Back in February, I wrote about AMIS Runtime as an automation engine designed to eliminate manual work from build preparation: continuous re-nesting, parts managed as a virtual inventory, and builds assembled automatically by the system without human intervention.
At the time, that vision was still largely a promise.
Version 3.5.1 is one of the bricks used to build that promise into reality.
The HP MJF integration and the rewritten repair engine represent exactly the kind of painstaking foundational work that automation depends on.
Before you can trust a system to arrange and prepare builds autonomously, you need confidence that every file reaching the machine is clean and production-ready. Version 3.5.1 provides that confidence and, more importantly, makes it visible.

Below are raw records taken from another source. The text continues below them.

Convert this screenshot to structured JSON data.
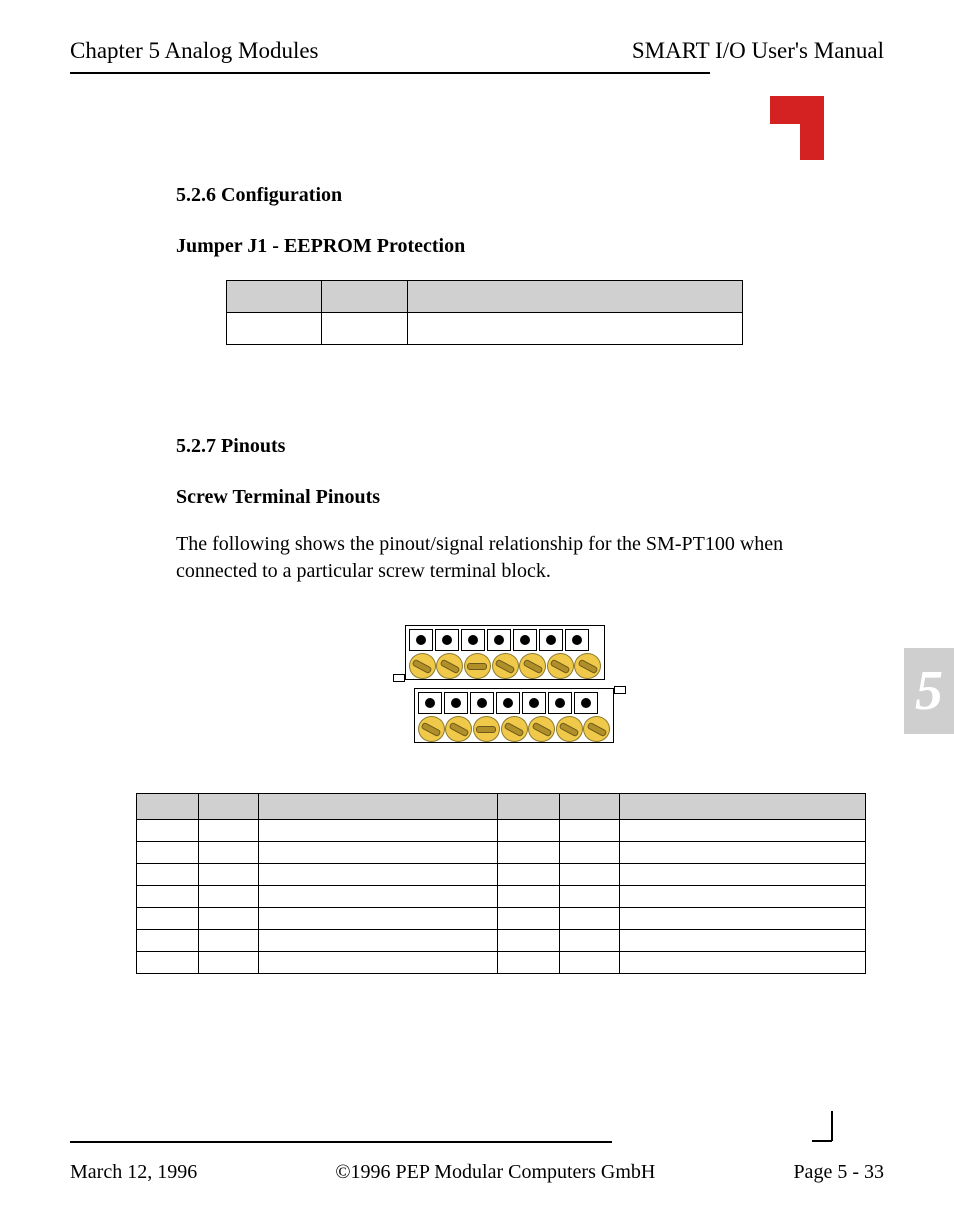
{
  "header": {
    "left": "Chapter 5  Analog Modules",
    "right": "SMART I/O User's Manual"
  },
  "section_5_2_6": {
    "heading": "5.2.6 Configuration",
    "subheading": "Jumper J1 - EEPROM Protection"
  },
  "section_5_2_7": {
    "heading": "5.2.7 Pinouts",
    "subheading": "Screw Terminal Pinouts",
    "paragraph": "The following shows the pinout/signal relationship for the SM-PT100 when connected to a particular screw terminal block."
  },
  "side_tab": "5",
  "footer": {
    "date": "March 12, 1996",
    "copyright": "©1996 PEP Modular Computers GmbH",
    "page": "Page 5 - 33"
  }
}
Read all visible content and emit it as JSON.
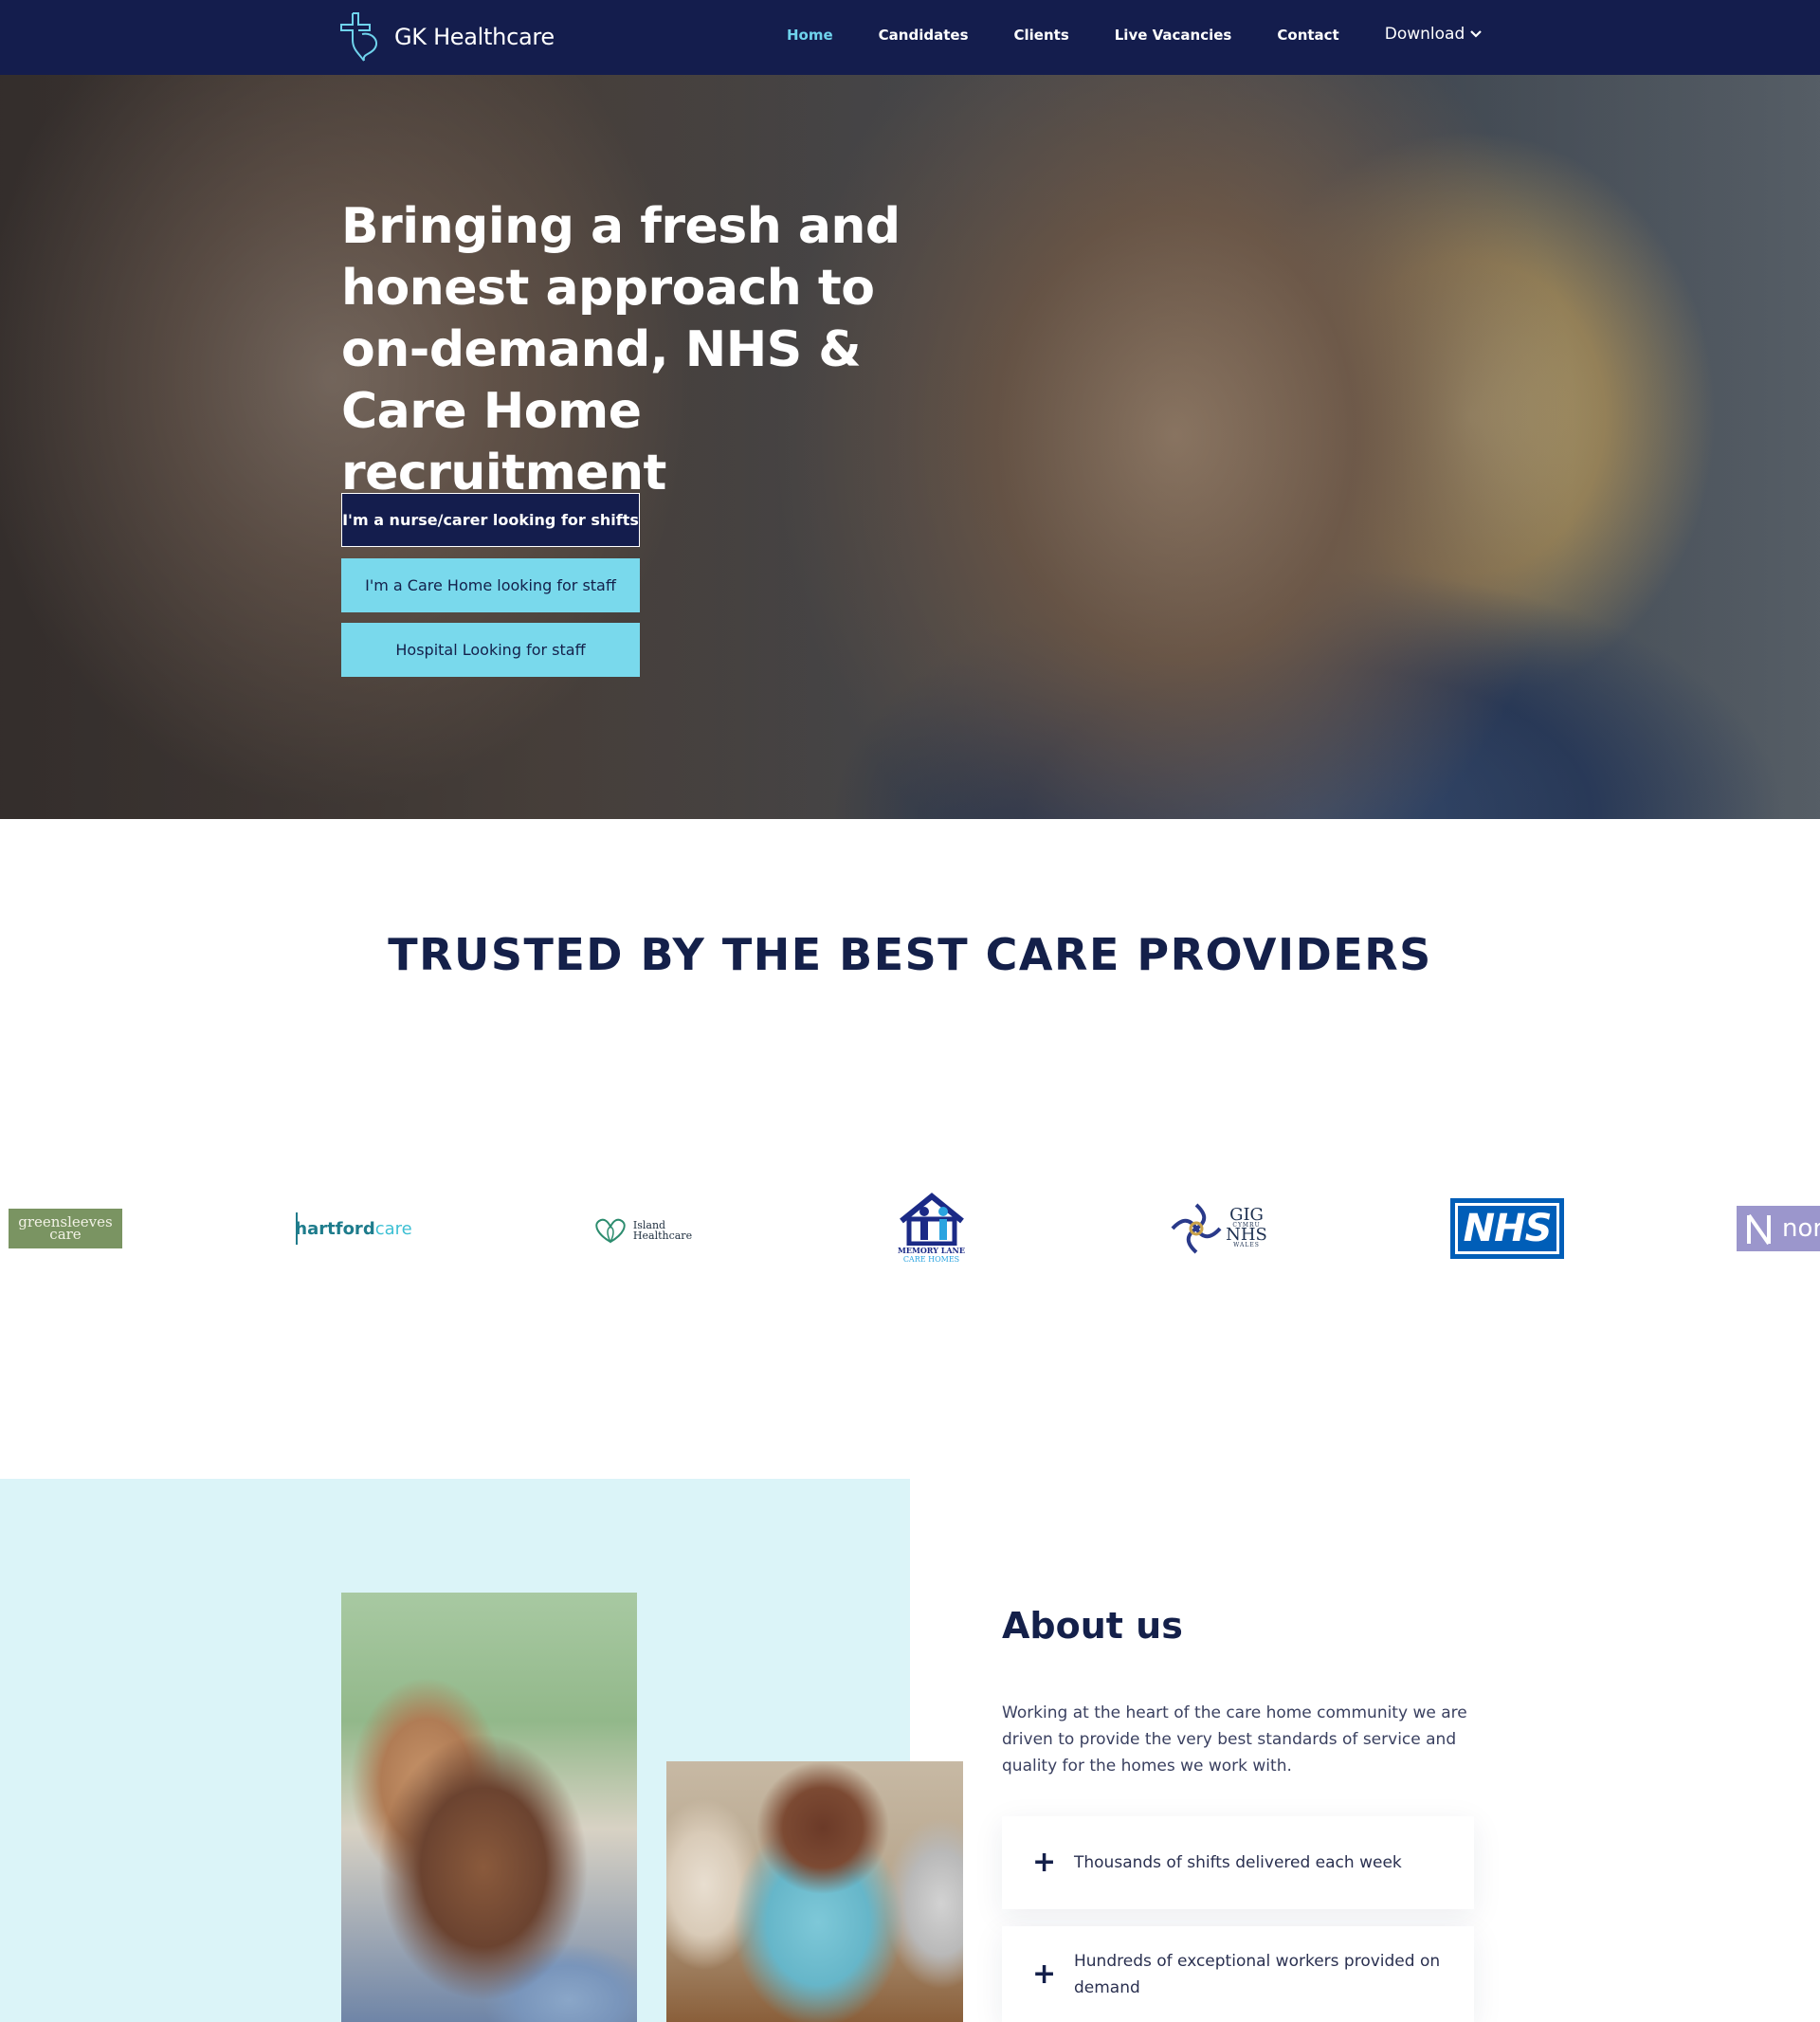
{
  "nav": {
    "brand": "GK Healthcare",
    "items": [
      {
        "label": "Home",
        "active": true
      },
      {
        "label": "Candidates"
      },
      {
        "label": "Clients"
      },
      {
        "label": "Live Vacancies"
      },
      {
        "label": "Contact"
      }
    ],
    "download": "Download",
    "icons": {
      "logo": "caduceus-cross-icon",
      "dropdown": "chevron-down-icon"
    }
  },
  "hero": {
    "title": "Bringing a fresh and honest approach to on-demand, NHS & Care Home recruitment",
    "buttons": [
      "I'm a nurse/carer looking for shifts",
      "I'm a Care Home looking for staff",
      "Hospital Looking for staff"
    ]
  },
  "trusted": {
    "heading": "TRUSTED BY THE BEST CARE PROVIDERS",
    "logos": {
      "greensleeves": [
        "greensleeves",
        "care"
      ],
      "hartford": [
        "hartford",
        "care"
      ],
      "island": [
        "Island",
        "Healthcare"
      ],
      "memory_lane": [
        "MEMORY LANE",
        "CARE HOMES"
      ],
      "gig": [
        "GIG",
        "CYMRU",
        "NHS",
        "WALES"
      ],
      "nhs": "NHS",
      "nor": "nor"
    }
  },
  "about": {
    "title": "About us",
    "text": "Working at the heart of the care home community we are driven to provide the very best standards of service and quality for the homes we work with.",
    "features": [
      "Thousands of shifts delivered each week",
      "Hundreds of exceptional workers provided on demand"
    ]
  },
  "colors": {
    "navy": "#141d4d",
    "accent": "#79d9ec",
    "light_bg": "#dbf4f8",
    "nhs_blue": "#005eb8"
  }
}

But is it a good solution?
Well, yes.
The direction is the right one because mature print-preparation software has become a genuine competitive advantage in industrial additive manufacturing, and AMIS continues to build precisely that layer of the workflow.
I do have one reservation - the same one I raised in February. Automation always depends on trust in algorithms and on well-defined rules. Organizations must invest time upfront to configure processes and integrate them with the rest of their systems.
That said, what 3.5.1 does in terms of transparency - three quality categories and a detailed repair report, is perhaps the shortest path toward building that trust.